The police side, which is called HEROSPACE, features an admin interface that allows cops to communicate and broadcast information to the community, as well as to other officers within the department.

• Virtual roll call – This gives officers access to important roll-call information at all times, rather than only at the start of a shift.
• Virtual Wanted poster – Detectives can send images and important information to the entire community, or they can narrow it down and target specific segments.
• Inter-department contact – If gang activity is migrating from one location to another, departments can relay information in real time to ensure preparation on the part of officers. The same goes for patterns of bad checks or any other measurable crime trend in a community.
• Hosted online – Departments can easily upload and store operational procedures, training videos and useful photos online, easily accessible to all officers on a daily basis.
• Searchable community database – Can access names, addresses, and emergency contact information using only a phone number – extra convenient when the only information available is a hang-up call to dispatch.
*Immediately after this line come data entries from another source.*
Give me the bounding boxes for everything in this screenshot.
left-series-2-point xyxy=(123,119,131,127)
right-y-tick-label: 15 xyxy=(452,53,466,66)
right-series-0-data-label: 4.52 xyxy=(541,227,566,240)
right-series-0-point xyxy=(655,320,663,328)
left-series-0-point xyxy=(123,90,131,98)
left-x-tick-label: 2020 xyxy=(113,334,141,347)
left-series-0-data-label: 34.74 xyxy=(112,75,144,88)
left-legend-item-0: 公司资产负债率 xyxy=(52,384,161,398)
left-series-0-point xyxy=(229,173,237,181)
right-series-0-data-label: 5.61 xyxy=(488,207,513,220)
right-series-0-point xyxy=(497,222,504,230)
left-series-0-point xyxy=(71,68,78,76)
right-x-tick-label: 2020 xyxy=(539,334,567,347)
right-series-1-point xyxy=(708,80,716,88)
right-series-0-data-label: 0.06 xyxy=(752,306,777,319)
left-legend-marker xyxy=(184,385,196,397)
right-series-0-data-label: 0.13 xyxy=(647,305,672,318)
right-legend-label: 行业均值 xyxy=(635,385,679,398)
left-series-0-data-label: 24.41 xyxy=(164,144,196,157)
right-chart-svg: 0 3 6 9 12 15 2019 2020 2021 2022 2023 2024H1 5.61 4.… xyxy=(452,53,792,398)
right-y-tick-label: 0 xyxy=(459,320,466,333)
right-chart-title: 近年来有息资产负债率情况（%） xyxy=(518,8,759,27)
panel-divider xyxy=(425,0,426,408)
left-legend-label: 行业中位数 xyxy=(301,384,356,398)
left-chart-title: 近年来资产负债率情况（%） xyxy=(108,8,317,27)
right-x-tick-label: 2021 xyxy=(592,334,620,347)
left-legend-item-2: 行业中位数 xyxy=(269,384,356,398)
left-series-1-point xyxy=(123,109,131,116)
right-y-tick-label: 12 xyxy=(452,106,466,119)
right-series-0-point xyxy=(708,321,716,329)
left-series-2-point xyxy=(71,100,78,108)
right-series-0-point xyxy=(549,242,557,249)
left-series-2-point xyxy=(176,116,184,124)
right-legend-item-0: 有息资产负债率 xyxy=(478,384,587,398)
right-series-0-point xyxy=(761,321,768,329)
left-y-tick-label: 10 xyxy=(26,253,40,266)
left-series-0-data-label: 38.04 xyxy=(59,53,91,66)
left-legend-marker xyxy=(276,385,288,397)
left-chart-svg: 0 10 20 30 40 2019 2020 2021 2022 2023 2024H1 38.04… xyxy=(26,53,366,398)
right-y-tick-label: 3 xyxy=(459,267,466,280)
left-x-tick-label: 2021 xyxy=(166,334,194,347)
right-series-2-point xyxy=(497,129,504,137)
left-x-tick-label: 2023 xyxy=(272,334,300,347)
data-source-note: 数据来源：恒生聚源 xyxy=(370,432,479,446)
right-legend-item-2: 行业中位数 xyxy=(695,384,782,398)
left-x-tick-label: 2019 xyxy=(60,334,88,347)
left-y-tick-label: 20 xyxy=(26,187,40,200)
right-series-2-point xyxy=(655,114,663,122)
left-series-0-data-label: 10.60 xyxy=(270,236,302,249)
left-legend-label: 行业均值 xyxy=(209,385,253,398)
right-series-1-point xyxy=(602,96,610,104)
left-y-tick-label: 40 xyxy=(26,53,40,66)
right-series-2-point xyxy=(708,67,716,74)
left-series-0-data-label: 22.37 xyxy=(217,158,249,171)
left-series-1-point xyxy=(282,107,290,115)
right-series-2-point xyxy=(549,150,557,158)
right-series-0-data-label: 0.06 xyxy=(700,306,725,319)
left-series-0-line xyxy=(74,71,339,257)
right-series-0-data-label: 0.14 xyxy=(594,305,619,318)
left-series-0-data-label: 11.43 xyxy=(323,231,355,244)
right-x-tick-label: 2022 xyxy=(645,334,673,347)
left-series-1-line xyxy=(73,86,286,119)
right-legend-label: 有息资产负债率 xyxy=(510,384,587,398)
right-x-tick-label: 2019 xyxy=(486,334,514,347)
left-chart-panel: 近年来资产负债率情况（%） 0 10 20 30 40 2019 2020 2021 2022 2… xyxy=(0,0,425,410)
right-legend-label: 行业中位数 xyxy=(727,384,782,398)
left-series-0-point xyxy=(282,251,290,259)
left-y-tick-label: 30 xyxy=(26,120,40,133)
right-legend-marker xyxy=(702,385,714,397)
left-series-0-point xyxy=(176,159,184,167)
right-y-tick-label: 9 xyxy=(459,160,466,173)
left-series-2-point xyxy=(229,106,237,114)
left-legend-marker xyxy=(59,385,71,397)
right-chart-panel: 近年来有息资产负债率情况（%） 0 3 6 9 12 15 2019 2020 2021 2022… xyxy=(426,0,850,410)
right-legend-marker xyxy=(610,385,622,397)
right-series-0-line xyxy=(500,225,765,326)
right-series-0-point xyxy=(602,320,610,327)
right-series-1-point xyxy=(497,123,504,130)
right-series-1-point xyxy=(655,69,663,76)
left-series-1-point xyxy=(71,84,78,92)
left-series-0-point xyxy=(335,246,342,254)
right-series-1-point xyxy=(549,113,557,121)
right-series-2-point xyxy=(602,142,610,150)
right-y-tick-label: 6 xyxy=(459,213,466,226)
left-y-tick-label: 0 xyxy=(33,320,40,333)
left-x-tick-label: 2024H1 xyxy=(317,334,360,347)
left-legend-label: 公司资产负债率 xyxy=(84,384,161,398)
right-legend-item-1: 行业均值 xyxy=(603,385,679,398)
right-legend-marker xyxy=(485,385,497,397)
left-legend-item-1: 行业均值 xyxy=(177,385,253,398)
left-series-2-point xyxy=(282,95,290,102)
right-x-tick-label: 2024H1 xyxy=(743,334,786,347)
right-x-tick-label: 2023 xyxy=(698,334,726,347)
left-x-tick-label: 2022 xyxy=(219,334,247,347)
Members of the community see a different interface than the officers do. On the civilian side, people can:

• Report crimes and submit tips to police
• Register valuables before they’ve been stolen so that pawnshops and police know what to look for the moment something goes missing.
• Communicate with officers as you would a friend on a social network.
• Alert cops before leaving on vacation so that they can patrol your home for suspicious activity.

The final bullet point is something a PD could never accomplish on Facebook, where the inability to validate information and the sheer size of the network make it difficult to place stock in a user comment or message. The connection between citizen and cop is much tighter on IDS, where residents have the option to provide home security codes and other private information that might aide cops in an investigation.

In no way is IDS trying to compete against non-public-safety networks. In fact, they embrace them as supplemental tools.

“We’ll probably integrate Facebook and Twitter just to enhance,” says Campbell, emphasizing the system’s public-safety mission. “This is a very controlled environment.”

Less secure networking sites, on the other hand, are places were many kinds of problems can flourish.

"If you don’t pay attention to what’s on the internet, you can get into trouble," said Ed Appel at the SMILE Conference in Santa Monica.

What IDS isn’t
A social network in which you’ll want to gossip about past girlfriends or stay in touch with your buddies from high school.

What IDS is
A direct line of communication between the people who protect a city and the people who live in it. It fosters an environment in which a trusting relationship can flourish in a way that is safe and convenient.

It virtually bridges the gap between cops and citizens.